Friday, December 12, 2014

Honey-Cinnamon Roasted Carrots

Here I started with my basic recipe for Roasted Carrots and added a light glaze of honey and cinnamon, which gives the dish a festive flair without being too sweet.


1 pound medium-to-large carrots, peeled
1 tablespoon extra virgin olive oil
2 tablespoons honey, divided
1/4 teaspoon ground cinnamon
Salt and freshly ground black pepper to taste

Preheat oven to 400 degrees.

Cut the carrots in half lengthwise and then cut crosswise into 2-inch pieces. Cut the thicker pieces in half again lengthwise, so that all the pieces will be similar in size.

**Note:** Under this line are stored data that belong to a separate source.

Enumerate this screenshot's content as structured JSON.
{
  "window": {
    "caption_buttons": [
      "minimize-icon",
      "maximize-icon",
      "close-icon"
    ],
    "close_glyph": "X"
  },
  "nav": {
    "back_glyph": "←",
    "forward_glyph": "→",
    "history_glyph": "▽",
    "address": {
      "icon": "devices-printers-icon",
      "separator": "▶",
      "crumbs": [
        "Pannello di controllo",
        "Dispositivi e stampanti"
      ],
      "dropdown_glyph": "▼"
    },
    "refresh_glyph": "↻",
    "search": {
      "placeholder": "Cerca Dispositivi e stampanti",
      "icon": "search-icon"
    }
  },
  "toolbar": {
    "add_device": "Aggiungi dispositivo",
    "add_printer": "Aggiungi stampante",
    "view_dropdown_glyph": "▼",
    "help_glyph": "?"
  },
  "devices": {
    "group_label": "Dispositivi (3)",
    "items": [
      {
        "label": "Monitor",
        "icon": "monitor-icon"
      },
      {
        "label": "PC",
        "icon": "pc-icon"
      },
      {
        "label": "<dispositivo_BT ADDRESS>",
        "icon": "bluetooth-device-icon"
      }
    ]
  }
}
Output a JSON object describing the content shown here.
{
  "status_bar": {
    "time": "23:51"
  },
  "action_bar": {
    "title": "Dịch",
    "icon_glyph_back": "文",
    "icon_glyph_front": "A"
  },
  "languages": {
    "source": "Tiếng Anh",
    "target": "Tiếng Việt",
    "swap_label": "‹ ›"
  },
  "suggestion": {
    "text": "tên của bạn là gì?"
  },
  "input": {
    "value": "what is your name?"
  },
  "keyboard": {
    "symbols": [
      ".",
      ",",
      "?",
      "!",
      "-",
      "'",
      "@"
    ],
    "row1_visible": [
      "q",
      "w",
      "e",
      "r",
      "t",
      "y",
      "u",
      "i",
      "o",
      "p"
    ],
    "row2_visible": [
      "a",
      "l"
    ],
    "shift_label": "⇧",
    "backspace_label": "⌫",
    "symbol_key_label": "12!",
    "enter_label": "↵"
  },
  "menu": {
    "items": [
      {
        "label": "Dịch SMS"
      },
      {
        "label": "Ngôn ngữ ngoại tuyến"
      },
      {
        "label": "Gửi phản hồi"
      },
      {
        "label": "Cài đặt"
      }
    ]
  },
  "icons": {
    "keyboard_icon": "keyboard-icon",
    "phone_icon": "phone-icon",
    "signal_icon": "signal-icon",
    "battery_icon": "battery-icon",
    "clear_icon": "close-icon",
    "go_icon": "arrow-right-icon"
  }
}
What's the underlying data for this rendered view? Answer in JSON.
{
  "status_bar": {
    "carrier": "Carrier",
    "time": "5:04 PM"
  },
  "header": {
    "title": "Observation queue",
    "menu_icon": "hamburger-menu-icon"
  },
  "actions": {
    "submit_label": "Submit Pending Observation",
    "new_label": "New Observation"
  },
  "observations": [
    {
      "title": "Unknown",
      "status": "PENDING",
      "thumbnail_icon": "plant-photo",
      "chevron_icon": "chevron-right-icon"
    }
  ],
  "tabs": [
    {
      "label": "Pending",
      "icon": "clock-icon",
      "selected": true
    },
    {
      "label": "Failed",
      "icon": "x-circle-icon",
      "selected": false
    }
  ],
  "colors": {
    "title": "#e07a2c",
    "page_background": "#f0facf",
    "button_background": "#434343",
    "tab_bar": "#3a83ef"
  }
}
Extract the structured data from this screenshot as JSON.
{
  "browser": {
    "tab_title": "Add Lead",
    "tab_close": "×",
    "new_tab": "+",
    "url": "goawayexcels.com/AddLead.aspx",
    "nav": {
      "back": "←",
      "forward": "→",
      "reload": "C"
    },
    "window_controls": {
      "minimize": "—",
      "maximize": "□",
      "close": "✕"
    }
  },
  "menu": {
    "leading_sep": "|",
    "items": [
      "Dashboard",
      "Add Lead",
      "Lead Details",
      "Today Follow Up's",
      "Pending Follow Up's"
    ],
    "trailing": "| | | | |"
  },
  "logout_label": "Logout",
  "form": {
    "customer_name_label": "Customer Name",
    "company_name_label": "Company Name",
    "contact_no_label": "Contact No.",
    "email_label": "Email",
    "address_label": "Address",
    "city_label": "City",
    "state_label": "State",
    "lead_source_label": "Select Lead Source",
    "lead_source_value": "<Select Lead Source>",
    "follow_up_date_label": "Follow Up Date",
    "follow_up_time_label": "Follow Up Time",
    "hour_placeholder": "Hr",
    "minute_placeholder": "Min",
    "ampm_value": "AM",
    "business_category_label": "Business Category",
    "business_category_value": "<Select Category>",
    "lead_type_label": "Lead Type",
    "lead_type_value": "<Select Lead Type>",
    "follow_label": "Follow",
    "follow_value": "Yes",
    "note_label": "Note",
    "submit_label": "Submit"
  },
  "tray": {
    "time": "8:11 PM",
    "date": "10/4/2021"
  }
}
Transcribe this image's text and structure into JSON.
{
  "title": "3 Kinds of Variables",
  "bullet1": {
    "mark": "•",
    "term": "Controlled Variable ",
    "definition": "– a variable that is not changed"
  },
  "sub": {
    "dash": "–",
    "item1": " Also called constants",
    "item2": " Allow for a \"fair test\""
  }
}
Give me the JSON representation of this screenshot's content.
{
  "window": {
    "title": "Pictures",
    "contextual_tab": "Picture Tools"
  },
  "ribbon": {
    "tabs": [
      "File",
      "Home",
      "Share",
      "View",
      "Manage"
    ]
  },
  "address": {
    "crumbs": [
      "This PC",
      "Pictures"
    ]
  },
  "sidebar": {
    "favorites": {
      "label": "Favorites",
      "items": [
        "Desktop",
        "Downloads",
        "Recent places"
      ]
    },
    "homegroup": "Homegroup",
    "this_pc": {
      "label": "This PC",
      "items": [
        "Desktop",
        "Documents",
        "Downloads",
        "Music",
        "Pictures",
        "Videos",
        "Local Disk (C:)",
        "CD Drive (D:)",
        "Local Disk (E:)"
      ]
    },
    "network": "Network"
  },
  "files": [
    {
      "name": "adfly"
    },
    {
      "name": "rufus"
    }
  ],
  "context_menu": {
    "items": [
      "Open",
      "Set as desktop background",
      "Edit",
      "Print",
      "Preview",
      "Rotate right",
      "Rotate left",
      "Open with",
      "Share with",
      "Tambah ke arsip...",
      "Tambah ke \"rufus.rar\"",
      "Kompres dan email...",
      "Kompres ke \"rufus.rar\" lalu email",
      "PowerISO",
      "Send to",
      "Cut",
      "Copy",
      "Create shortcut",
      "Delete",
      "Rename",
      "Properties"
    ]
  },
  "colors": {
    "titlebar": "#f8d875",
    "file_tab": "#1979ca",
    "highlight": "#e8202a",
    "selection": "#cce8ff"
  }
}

In a large bowl, toss the carrot pieces with the olive oil, 1 tablespoon of the honey, the cinnamon, and salt and pepper.

Arrange the coated carrots in a single layer in a deep baking dish or roasting pan lined with non-stick foil. Roast for 10 minutes. Remove from oven and stir.

Drizzle the carrots with the remaining 1 tablespoon of honey, along with additional salt and pepper as needed, and toss well to coat the carrots evenly.

Return to oven and roast uncovered, stirring occasionally, for another 10-20 minutes, or longer as needed, until the carrots are tender.